On top of that come four things that set Claude Tag apart from the old app. First, it learns. As it follows the channel, it builds context — you don’t have to explain things from scratch every time. With permission, it can even pull knowledge from other channels and data sources (private channels stay off limits). Second, it takes initiative. In “ambient” mode it speaks up on its own, flags relevant info, and follows up on threads that have gone quiet. Third, it works asynchronously — you set a task and it grinds away over hours or days, and can even schedule tasks for itself. And fourth, you can DM it for private work, using your personal connectors.
Built for the enterprise
Anthropic designed this for teams from the start: admins decide which tools, data, and channels Claude can touch. You can set up separate Claude identities for different departments — the sales Claude won’t hand memories to the engineering Claude. Add token-budget limits per org and per channel, plus a log of everything Claude did and who asked for it.
Claude Tag runs on Opus 4.8 and replaces the existing “Claude in Slack” app; admins have 30 days to migrate, with a launch credit thrown in.

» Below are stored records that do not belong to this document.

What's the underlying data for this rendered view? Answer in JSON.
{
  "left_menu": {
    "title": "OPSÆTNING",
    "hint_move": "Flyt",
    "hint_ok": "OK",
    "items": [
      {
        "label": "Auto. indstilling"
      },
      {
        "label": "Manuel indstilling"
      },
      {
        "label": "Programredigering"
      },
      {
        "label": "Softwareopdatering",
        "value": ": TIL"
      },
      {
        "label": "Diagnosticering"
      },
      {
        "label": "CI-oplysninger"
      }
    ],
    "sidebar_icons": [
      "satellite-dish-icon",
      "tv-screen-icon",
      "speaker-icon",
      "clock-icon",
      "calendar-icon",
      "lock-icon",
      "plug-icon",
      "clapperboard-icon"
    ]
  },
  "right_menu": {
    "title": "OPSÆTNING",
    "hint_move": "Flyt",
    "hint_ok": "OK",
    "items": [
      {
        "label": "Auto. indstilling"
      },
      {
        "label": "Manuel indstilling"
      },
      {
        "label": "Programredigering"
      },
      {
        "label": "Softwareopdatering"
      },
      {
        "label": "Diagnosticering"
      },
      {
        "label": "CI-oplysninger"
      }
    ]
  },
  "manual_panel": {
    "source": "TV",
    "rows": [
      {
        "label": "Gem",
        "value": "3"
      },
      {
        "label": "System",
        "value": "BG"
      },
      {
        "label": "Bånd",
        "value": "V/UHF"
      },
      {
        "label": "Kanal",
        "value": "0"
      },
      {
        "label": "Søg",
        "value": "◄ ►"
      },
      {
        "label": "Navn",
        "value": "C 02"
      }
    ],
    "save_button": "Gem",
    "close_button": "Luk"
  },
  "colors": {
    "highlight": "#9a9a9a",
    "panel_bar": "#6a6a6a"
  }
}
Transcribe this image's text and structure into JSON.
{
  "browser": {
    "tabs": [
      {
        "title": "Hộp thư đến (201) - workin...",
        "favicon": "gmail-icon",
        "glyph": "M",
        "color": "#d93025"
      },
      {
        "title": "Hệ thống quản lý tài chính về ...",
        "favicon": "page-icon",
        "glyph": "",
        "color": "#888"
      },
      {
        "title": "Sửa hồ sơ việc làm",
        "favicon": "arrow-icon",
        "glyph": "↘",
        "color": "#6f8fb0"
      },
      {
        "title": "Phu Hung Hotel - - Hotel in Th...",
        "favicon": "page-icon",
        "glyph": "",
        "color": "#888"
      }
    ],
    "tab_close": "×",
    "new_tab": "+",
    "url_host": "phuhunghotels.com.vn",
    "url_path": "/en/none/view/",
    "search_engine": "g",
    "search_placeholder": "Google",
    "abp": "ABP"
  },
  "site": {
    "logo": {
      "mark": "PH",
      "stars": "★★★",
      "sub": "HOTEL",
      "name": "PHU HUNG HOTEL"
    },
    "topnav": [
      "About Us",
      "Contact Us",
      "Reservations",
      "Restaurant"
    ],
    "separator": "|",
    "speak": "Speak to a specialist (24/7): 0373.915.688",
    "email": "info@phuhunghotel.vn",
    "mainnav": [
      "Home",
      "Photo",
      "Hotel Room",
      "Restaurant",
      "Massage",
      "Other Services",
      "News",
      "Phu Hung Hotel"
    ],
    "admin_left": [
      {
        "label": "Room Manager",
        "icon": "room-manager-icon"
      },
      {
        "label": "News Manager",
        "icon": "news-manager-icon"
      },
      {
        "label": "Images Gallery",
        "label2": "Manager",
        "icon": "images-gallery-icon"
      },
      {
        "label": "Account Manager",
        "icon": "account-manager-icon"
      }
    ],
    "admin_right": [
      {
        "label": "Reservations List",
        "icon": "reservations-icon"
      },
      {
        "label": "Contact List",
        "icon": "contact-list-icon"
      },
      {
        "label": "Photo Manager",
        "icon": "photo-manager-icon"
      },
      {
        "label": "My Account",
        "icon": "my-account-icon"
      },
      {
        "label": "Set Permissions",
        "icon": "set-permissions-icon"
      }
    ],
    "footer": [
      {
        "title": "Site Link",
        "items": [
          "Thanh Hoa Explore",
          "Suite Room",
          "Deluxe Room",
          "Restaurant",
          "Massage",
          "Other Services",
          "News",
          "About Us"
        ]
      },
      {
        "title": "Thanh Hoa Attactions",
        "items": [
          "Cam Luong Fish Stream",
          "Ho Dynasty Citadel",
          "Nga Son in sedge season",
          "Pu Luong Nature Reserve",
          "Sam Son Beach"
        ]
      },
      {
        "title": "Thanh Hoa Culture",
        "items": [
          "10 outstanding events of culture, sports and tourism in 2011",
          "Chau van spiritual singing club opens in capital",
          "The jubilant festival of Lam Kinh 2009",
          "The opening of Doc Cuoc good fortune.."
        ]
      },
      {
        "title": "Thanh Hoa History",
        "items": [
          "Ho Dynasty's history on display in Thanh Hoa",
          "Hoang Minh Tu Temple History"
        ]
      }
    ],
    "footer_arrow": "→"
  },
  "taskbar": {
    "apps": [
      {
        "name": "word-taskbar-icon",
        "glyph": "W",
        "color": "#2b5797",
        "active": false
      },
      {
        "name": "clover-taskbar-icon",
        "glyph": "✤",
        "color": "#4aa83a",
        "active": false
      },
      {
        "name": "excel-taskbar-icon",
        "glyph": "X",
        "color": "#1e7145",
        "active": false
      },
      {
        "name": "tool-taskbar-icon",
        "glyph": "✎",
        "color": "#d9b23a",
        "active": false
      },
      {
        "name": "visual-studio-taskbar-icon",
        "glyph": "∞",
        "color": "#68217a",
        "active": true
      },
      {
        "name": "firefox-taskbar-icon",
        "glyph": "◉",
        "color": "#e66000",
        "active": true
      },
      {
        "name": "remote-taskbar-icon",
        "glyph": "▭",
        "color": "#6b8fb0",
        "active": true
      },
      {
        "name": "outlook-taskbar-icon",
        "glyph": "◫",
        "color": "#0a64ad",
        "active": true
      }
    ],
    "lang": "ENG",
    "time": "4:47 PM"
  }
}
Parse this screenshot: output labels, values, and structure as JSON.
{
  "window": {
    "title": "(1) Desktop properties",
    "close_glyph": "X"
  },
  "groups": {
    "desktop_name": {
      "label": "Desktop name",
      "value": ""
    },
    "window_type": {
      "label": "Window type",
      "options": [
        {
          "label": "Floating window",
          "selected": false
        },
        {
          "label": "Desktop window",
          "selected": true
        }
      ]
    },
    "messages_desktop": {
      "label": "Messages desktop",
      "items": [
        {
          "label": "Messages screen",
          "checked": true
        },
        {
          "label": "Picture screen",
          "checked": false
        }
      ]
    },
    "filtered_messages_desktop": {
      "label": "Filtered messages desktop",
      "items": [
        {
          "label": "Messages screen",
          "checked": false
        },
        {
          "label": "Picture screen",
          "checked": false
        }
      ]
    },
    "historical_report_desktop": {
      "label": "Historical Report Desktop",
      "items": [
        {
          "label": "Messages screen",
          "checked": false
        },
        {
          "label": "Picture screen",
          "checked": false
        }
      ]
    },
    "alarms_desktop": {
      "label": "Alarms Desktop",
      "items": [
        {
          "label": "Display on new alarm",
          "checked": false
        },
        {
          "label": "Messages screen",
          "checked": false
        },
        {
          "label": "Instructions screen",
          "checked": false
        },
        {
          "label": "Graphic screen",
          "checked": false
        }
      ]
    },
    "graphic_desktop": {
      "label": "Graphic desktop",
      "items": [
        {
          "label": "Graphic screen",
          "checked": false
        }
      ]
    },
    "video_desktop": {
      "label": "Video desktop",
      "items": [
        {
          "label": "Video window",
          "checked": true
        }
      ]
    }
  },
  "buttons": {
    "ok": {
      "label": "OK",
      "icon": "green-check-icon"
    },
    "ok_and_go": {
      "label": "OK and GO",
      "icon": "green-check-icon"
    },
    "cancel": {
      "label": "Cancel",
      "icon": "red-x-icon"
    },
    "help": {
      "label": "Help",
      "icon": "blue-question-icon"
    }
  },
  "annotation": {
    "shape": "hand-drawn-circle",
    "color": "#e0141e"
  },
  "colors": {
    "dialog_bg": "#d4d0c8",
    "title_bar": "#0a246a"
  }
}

It’s available now in beta for Claude Enterprise and Team customers. Anthropic shares one number that sticks: 65% of the code in its own product team is now created through the internal version of Claude Tag.
My take
Anthropic itself calls Claude Tag the next step of Claude Code — and that nails it. The leap isn’t “Claude does Slack now,” it’s that Claude goes from tool to teammate: one that remembers, thinks ahead, and works for the team rather than a single person. The interesting part is ambient mode. An agent that speaks up unprompted can be worth its weight in gold — or turn into noise. Finding the right balance will be the real art. But the direction is clear: away from prompt-and-answer, toward a colleague you simply tag in.